How to Account for Products Bought for Resale

Whether your business is driven by product resale or selling components with accompanying services, it’s necessary to account for inventory. Special rules apply to inventory accounting, even for a smaller operation maintaining cash basis books that record expenditures as they are paid.

Financial trail

Inventory is defined as merchandise your business obtains for the purpose of selling to customers. Accounting for expenditures for these items is not considered a business expense until the merchandise is sold. Rather, the cost for resale merchandise is recorded on the company balance sheet as inventory. The business merely exchanges a cash asset for inventory assets.

Inventory appears on the balance sheet at its cost, not its retail value. When inventory is sold, the cost for these items is transferred from the balance sheet to the income statement as “cost of goods sold.”

The cost of inventory includes delivery. So purchasing 1,000 units of item “X” for $3,000 plus $50 in shipping expenses results in a cost of $3.05 per item. When one hundred items are sold, inventory is reduced by $305.00 and cost of goods sold is increased by the same amount.

The circumstances clearly become complex if cost for the same item changes. Acquiring another one hundred units of item “X” for $320 plus $15 for shipping results in $3.35 per unit added to inventory. When two hundred more items are sold, confusion reigns.

The default accounting method for variable inventory unit costs is called FICO-an acronym for First In, First Out. Accordingly, the cost for the two hundred sold items is $3.05 each. You’re still selling from your original 1,000-item batch. But if you’re selling 1,000 items, the first nine hundred are the remaining units from the original batch and the next one hundred are from the second batch, and have a cost of $3.35 each.

Simplifying inventory

All small businesses should consider an inventory tracking system. The “periodic” system places all inventory purchases in a “cost of goods sold” account, a temporary holding station. At the end of an accounting period – at least annually – a physical inventory count is taken, and the known inventory cost is recorded on the balance sheet. The difference between inventory figures from one period and those of the next offsets the cost of goods sold, so the purchases no longer belong in a temporary holding station. The difficulty in this method is assigning differential costs for units acquired at various prices; however, it’s satisfactory for smaller companies with few types of inventory items and little fluctuation in cost.

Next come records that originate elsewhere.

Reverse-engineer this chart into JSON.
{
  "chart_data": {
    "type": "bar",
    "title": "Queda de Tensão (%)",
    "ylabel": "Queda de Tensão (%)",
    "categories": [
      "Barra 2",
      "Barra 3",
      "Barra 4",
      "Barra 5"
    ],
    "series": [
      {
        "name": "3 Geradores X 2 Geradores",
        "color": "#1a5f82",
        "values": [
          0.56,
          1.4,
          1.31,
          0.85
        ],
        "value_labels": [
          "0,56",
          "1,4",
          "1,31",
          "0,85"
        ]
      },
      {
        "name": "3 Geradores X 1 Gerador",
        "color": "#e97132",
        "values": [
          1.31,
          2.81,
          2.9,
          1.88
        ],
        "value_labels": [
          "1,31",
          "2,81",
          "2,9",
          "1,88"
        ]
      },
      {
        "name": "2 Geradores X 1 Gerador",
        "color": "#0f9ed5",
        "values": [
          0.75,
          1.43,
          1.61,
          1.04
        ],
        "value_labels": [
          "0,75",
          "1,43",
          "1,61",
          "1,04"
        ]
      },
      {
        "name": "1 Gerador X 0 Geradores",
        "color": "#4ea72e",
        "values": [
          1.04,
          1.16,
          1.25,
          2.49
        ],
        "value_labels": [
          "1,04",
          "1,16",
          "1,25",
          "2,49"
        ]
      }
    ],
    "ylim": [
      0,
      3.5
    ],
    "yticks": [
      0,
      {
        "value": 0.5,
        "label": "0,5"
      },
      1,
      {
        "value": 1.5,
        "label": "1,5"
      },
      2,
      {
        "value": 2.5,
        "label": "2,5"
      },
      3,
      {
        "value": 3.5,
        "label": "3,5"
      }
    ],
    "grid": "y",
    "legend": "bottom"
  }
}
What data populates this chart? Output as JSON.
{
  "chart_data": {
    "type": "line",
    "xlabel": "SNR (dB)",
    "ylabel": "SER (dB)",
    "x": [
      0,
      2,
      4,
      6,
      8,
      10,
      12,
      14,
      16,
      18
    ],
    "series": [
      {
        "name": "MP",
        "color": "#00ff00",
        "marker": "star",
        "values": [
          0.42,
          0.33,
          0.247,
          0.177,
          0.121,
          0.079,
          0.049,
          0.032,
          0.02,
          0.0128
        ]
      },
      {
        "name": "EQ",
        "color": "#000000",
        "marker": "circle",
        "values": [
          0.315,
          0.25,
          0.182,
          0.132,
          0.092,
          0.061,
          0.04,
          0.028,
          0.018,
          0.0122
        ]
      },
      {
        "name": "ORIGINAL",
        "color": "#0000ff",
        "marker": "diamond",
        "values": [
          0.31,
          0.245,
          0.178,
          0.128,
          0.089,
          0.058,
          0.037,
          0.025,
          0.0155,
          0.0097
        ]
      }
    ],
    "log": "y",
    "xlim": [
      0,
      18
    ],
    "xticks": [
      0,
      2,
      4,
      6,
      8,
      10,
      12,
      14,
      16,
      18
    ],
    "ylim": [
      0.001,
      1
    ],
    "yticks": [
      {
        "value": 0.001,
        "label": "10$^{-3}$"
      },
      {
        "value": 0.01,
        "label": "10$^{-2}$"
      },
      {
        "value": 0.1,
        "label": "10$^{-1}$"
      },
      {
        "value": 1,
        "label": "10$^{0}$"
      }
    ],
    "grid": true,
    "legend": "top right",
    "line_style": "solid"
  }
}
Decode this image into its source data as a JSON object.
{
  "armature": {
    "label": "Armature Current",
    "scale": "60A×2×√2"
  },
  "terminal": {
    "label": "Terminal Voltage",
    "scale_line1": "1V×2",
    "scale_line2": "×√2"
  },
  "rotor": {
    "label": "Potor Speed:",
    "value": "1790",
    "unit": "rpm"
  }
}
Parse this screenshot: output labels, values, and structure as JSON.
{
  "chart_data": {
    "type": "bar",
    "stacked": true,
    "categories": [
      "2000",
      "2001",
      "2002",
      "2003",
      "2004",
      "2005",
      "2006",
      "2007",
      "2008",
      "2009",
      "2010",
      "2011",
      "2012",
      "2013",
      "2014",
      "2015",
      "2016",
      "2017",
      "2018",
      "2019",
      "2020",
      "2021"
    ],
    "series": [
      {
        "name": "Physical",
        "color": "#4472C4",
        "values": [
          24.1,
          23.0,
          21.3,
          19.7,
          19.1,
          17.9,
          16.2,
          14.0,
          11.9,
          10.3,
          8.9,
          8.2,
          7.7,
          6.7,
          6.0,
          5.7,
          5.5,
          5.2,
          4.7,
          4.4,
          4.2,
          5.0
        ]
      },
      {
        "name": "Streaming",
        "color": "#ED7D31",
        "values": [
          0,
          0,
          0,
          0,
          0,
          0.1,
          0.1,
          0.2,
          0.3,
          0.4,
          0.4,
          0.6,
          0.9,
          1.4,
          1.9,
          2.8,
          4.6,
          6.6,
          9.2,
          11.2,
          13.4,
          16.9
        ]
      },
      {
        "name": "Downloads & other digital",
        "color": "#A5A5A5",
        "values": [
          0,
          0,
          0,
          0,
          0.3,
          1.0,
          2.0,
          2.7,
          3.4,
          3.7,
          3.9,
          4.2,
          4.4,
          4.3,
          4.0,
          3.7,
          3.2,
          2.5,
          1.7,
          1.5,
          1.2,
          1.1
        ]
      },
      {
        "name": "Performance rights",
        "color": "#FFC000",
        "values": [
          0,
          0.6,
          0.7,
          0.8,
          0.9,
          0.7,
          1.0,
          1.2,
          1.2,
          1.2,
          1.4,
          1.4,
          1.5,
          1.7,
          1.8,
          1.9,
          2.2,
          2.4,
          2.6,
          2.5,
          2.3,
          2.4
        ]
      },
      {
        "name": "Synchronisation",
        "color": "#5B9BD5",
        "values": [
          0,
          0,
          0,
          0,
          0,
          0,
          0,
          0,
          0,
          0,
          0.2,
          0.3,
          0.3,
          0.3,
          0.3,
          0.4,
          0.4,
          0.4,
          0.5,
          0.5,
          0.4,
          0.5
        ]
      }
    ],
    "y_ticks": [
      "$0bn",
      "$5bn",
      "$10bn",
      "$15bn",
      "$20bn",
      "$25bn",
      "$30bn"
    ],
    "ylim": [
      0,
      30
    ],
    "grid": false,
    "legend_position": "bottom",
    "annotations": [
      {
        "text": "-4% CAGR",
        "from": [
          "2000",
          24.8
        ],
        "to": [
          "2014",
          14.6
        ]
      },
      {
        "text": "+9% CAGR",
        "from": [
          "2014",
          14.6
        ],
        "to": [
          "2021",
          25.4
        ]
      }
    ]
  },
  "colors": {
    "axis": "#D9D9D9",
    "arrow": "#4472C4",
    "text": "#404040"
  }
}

By contrast, “perpetual” systems continuously update the costs for all units on hand in the inventory account. Most accounting software will automate these systems, which are superior for tracking inventory in stock, as they constantly update the income statement for true FICO cost as items are sold.

Learning the data entry steps for these programs is challenging, but for larger organizations with multiple components of inventory, the output is certainly worth the effort.

It’s Easy to Account for an Asset Buy and Its Loan

Borrowing to acquire fixed assets is a widespread practice among small businesses, but it gets confusing when the business doesn’t account for the entire cost when it makes the purchase, but instead accounts for much of it when paying back the loan used to buy the assets.

In fact, companies are considered to have paid the full cost for an asset even if they take on debt to buy it. When a fixed asset is acquired, the bookkeeping process requires a journal entry.

An asset account on one side of the balance sheet is increased for the entire cost. On the other side is the addition of a note payable for the funds borrowed to buy the asset. A down payment made with company funds is the difference between asset cost and loan amount. This reduction in the cash asset balances the journal entry.

How it works

For example, consider a $10,000 equipment purchase that’s paid by $2,000 of company cash and $8,000 of borrowed money. A journal entry increases equipment assets (a $10,000 debit) while decreasing cash asset (a $2,000 credit) as well as increasing notes payable (an $8,000 credit).

Sometimes, owners are confused about where to account for their expenditures on loan payments. However, after accounting for the portion that is interest expense, each loan payment is simply applied to the note payable liability.

The takeaway: Loan principal is neither an expense nor an addition to the asset. Rather, the full cost of the asset was already recorded upon purchase. Easy!